Peppered with comments from the show’s key creative staff, this on-page journey into Ooo includes early character sketches, sumptuous background paintings and rare looks at the series’ bible. Already a best-seller on Amazon just days after its launch, these carefully collected 350-plus pages deserves a place of honor on any toon lover’s coffee table. Preferably, next to the earlier released The Original Cartoon Title Cards (Titan, $19.95).
The Best American Comics 2014
By Scott McCloud (Editor) & Bill Kartalopoulos (Series Editor)

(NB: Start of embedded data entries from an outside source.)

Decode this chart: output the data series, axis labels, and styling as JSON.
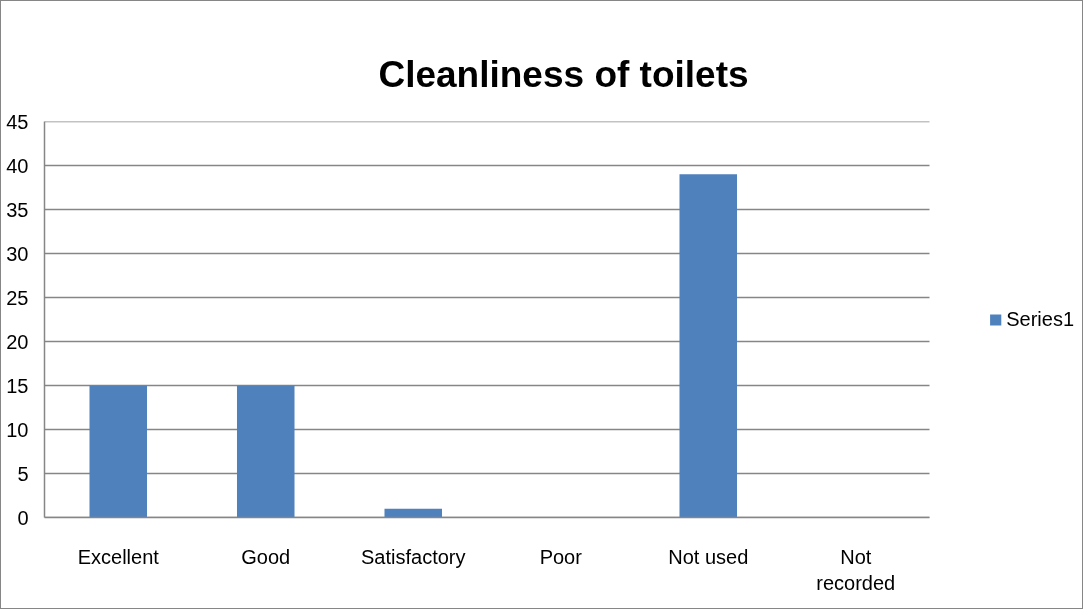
{
  "chart_data": {
    "type": "bar",
    "title": "Cleanliness of toilets",
    "categories": [
      "Excellent",
      "Good",
      "Satisfactory",
      "Poor",
      "Not used",
      "Not recorded"
    ],
    "series": [
      {
        "name": "Series1",
        "color": "#4f81bd",
        "values": [
          15,
          15,
          1,
          0,
          39,
          0
        ]
      }
    ],
    "ylim": [
      0,
      45
    ],
    "yticks": [
      0,
      5,
      10,
      15,
      20,
      25,
      30,
      35,
      40,
      45
    ],
    "grid": "y",
    "legend": "right"
  }
}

[Houghton Mifflin Harcourt, $25]
The latest edition of this yearly collection is a highly polished mirror of “guest editor” Scott McCloud’s approach to the medium. The acclaimed cartoonist and author of the influential ‘90s treatise Understanding Comics brings together 35 short pieces and excerpts, arranged into thematic sections and prefaced by McCloud’s illuminating introductions.
Culled from graphic novels, comic books, periodicals and the web, the selections represent both the old guard and the up and comers. Indie standbys Charles Burns, R. Crumb, the Hernandez Brothers and Chris Ware are shuffled up with strip artist Richard Thompson (Cul de Sac), graphic memoirist Miriam Katin (Letting It Go) and Internet sensation Allie Brosh (Hyperbole and a Half), among many others. The 2014 collection is designed to whet your appetite and deepen your understanding of the artform in its most recent incarnations.
The Drawing Club: Mastering the Art of Drawing from Life
By Bob Kato
[Quarry Books, $24.99]
If you’re looking for fresh inspiration for your work, or are looking for tips to fine-tune your figure and character drawing skills, we recommend this debut paperback from L.A.-based artist and educator Bob Kato. Inspired by Kato’s “The Drawing Club” live model sessions, the book aims to help both professionals and hobbyists flex and build their artistic muscles.
Written with the same energy that drives the creative Club, this figure drawing manual teaches readers how to translate life to the page, tell a visual story, get comfortable with a variety of materials and discover an individual artistic voice, as well as exploring comic approaches to drawing. A hefty array of inspiring examples is also provided in a gallery of both fine work and character art created by master artists and working animators.